Now look at that, she dont even know how to drive but just got another Camaro.
Children in Zambia are still starving, while yall eat in Burger King
Dunno what to do with all that cash, J-Lopez, please dont try to sing..
Youre only embarrassing yourself beside your looks and your wealth
The Qaeda fags are so dumb they burn their arses with gasoline
*Aaah!*
Crazy Frog is a shameless retard but the people still fell for it
He runs all over butt-naked but aint as screwed up as Rip Taylor is
If your so intelligent, answer this: Who'll win? Chuck Norris or a Tyrannosaurus?

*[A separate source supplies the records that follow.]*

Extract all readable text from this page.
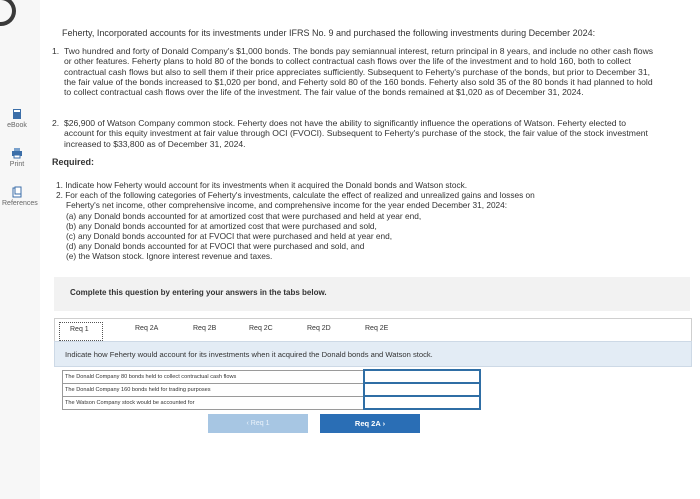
eBook
Print
References
Feherty, Incorporated accounts for its investments under IFRS No. 9 and purchased the following investments during December 2024:
1. Two hundred and forty of Donald Company's $1,000 bonds. The bonds pay semiannual interest, return principal in 8 years, and include no other cash flows or other features. Feherty plans to hold 80 of the bonds to collect contractual cash flows over the life of the investment and to hold 160, both to collect contractual cash flows but also to sell them if their price appreciates sufficiently. Subsequent to Feherty's purchase of the bonds, but prior to December 31, the fair value of the bonds increased to $1,020 per bond, and Feherty sold 80 of the 160 bonds. Feherty also sold 35 of the 80 bonds it had planned to hold to collect contractual cash flows over the life of the investment. The fair value of the bonds remained at $1,020 as of December 31, 2024.
2. $26,900 of Watson Company common stock. Feherty does not have the ability to significantly influence the operations of Watson. Feherty elected to account for this equity investment at fair value through OCI (FVOCI). Subsequent to Feherty's purchase of the stock, the fair value of the stock investment increased to $33,800 as of December 31, 2024.
Required:
1. Indicate how Feherty would account for its investments when it acquired the Donald bonds and Watson stock.
2. For each of the following categories of Feherty's investments, calculate the effect of realized and unrealized gains and losses on
Feherty's net income, other comprehensive income, and comprehensive income for the year ended December 31, 2024:
(a) any Donald bonds accounted for at amortized cost that were purchased and held at year end,
(b) any Donald bonds accounted for at amortized cost that were purchased and sold,
(c) any Donald bonds accounted for at FVOCI that were purchased and held at year end,
(d) any Donald bonds accounted for at FVOCI that were purchased and sold, and
(e) the Watson stock. Ignore interest revenue and taxes.
Complete this question by entering your answers in the tabs below.
Req 1	Req 2A	Req 2B	Req 2C	Req 2D	Req 2E
Indicate how Feherty would account for its investments when it acquired the Donald bonds and Watson stock.
The Donald Company 80 bonds held to collect contractual cash flows	
The Donald Company 160 bonds held for trading purposes	
The Watson Company stock would be accounted for	
‹ Req 1	Req 2A ›
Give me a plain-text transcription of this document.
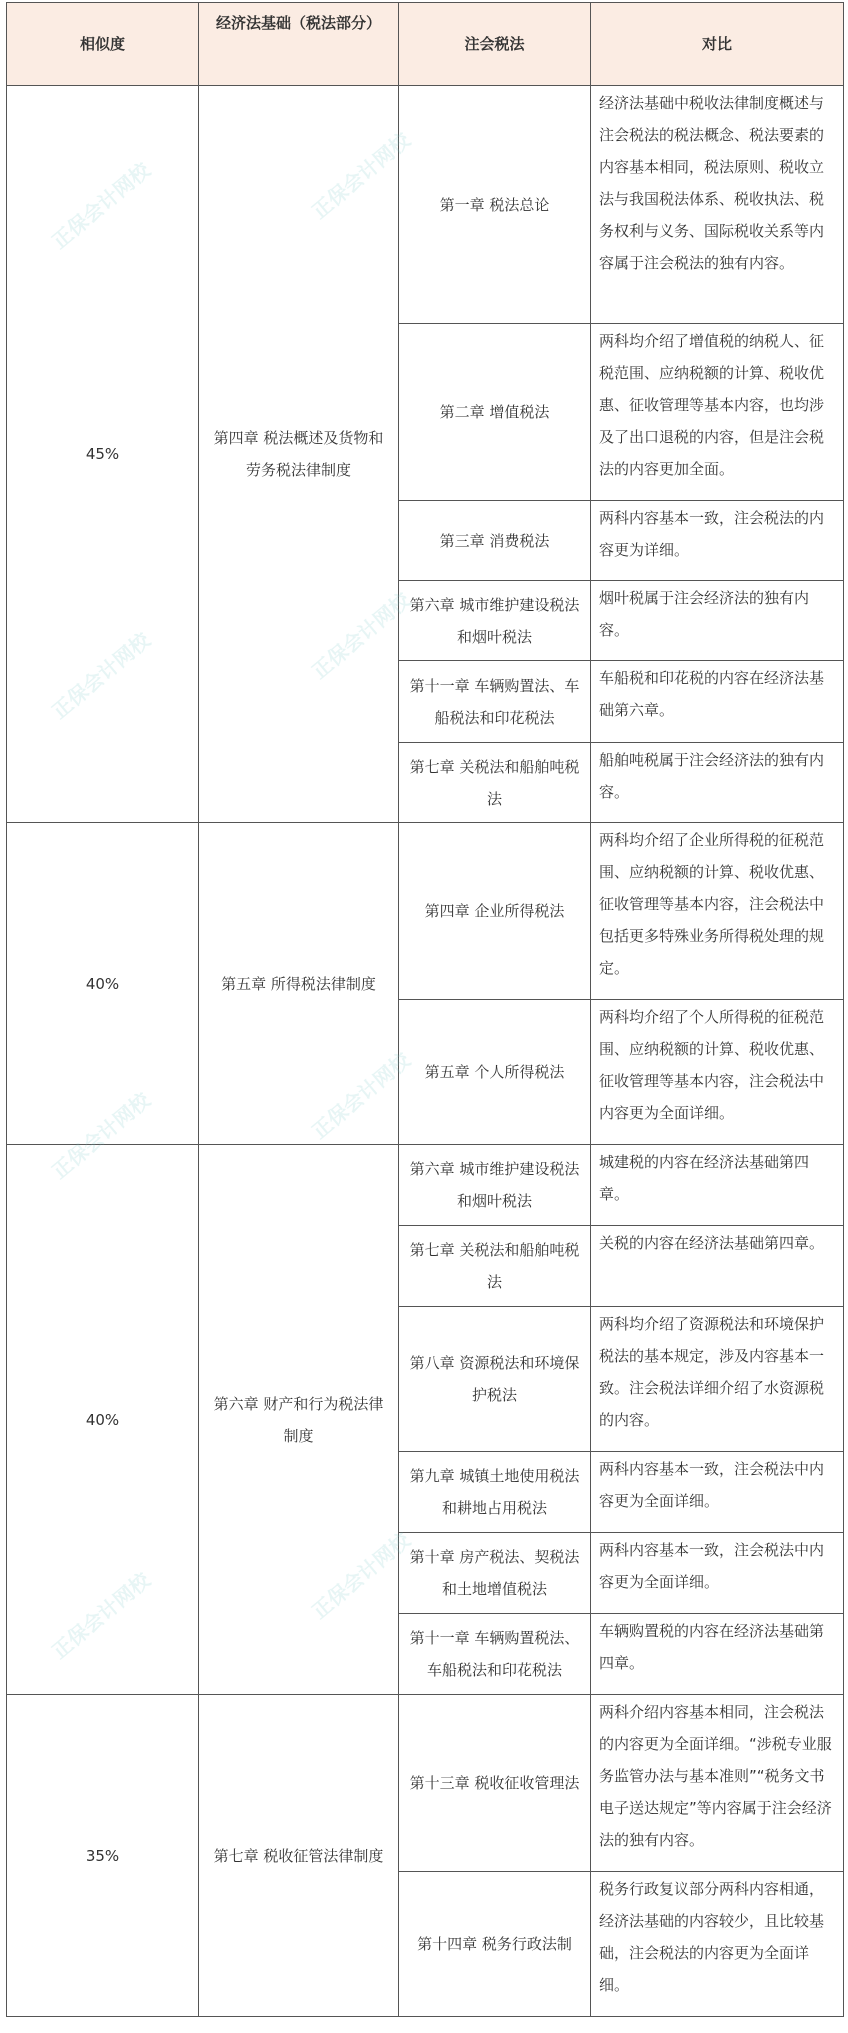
相似度	经济法基础（税法部分）	注会税法	对比
45%	第四章 税法概述及货物和劳务税法律制度	第一章 税法总论	经济法基础中税收法律制度概述与注会税法的税法概念、税法要素的内容基本相同，税法原则、税收立法与我国税法体系、税收执法、税务权利与义务、国际税收关系等内容属于注会税法的独有内容。
		第二章 增值税法	两科均介绍了增值税的纳税人、征税范围、应纳税额的计算、税收优惠、征收管理等基本内容，也均涉及了出口退税的内容，但是注会税法的内容更加全面。
		第三章 消费税法	两科内容基本一致，注会税法的内容更为详细。
		第六章 城市维护建设税法和烟叶税法	烟叶税属于注会经济法的独有内容。
		第十一章 车辆购置法、车船税法和印花税法	车船税和印花税的内容在经济法基础第六章。
		第七章 关税法和船舶吨税法	船舶吨税属于注会经济法的独有内容。
40%	第五章 所得税法律制度	第四章 企业所得税法	两科均介绍了企业所得税的征税范围、应纳税额的计算、税收优惠、征收管理等基本内容，注会税法中包括更多特殊业务所得税处理的规定。
		第五章 个人所得税法	两科均介绍了个人所得税的征税范围、应纳税额的计算、税收优惠、征收管理等基本内容，注会税法中内容更为全面详细。
40%	第六章 财产和行为税法律制度	第六章 城市维护建设税法和烟叶税法	城建税的内容在经济法基础第四章。
		第七章 关税法和船舶吨税法	关税的内容在经济法基础第四章。
		第八章 资源税法和环境保护税法	两科均介绍了资源税法和环境保护税法的基本规定，涉及内容基本一致。注会税法详细介绍了水资源税的内容。
		第九章 城镇土地使用税法和耕地占用税法	两科内容基本一致，注会税法中内容更为全面详细。
		第十章 房产税法、契税法和土地增值税法	两科内容基本一致，注会税法中内容更为全面详细。
		第十一章 车辆购置税法、车船税法和印花税法	车辆购置税的内容在经济法基础第四章。
35%	第七章 税收征管法律制度	第十三章 税收征收管理法	两科介绍内容基本相同，注会税法的内容更为全面详细。“涉税专业服务监管办法与基本准则”“税务文书电子送达规定”等内容属于注会经济法的独有内容。
		第十四章 税务行政法制	税务行政复议部分两科内容相通，经济法基础的内容较少，且比较基础，注会税法的内容更为全面详细。
正保会计网校	正保会计网校
正保会计网校	正保会计网校
正保会计网校	正保会计网校
正保会计网校	正保会计网校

Bet the dinosaur'll be dead in 2 seconds if it comes face to face with Chuck Norris
He knows smokin kills him but SRK wont stop, he just wants to get high
Using petty excuses like a recluse like global warming is a lie
Indian movies so crappy these days, so pathetic they make us want to cry!
He must have seen one of those bastards dance, thats why MJ left without sayin goodbye.
How did five aliens get into the Taj? (I'm talkin about the 26/11 incident)
Ajmal Kasab was the only one alive and he tried to play all innocent
The Goverment tries to act all smart, "Please dont try to judge our intelligence"
The last thing this country needs is a party of uneducated politicians.
Sources reveal that Adolf Hitler had a thousand slaves and he worked em to the bone.
Thirty-eight people died today with anonymous high frequency calls on the telephone
The farmers work all day and are half starved but the bank still wont give the loan.
Get a cheque from George Bush, oh wait- he's too busy partyin in DJ Zone..
They say Osama became a terrorist because he couldn't afford deodorant
He never took a shower in his life, pee-yoo somebody give him a breath mint
He dont know about the alphabet or the hundred and eighteenth element
Who the HELL can predict the average Al Qaeda terrorist's demands?
See, I'm wicked quick like lightnin, I'm risin faster than the price of gas
I'm filled with fury, filled with grief, wanna kick those Nazis ass
Reports say Jay Leno burped and a UFO flew out of his oesophagus
Paris Hilton took a couple of beers and became hella famous in Las Vegas
*Hope you know what I mean ;)*
However they plead and begged, Jack the Ripper would not stop
Mr. Nameless made another flick and shamelessly made his hundred and sixty-sixth flop!
Hulk Hogan is so broke that he's gonna start his own coffee shop
A priest in a local church last night went berserk shouted "WTF!!"
The world is filled with dishonesty, murder and madness!
The new generation do things their way, wont listen to what Mom and Dad says
Act according to your instincts, dont try to be what yer not
Thus we come to the end of "The Bad News", this is your boy Azeron signin off.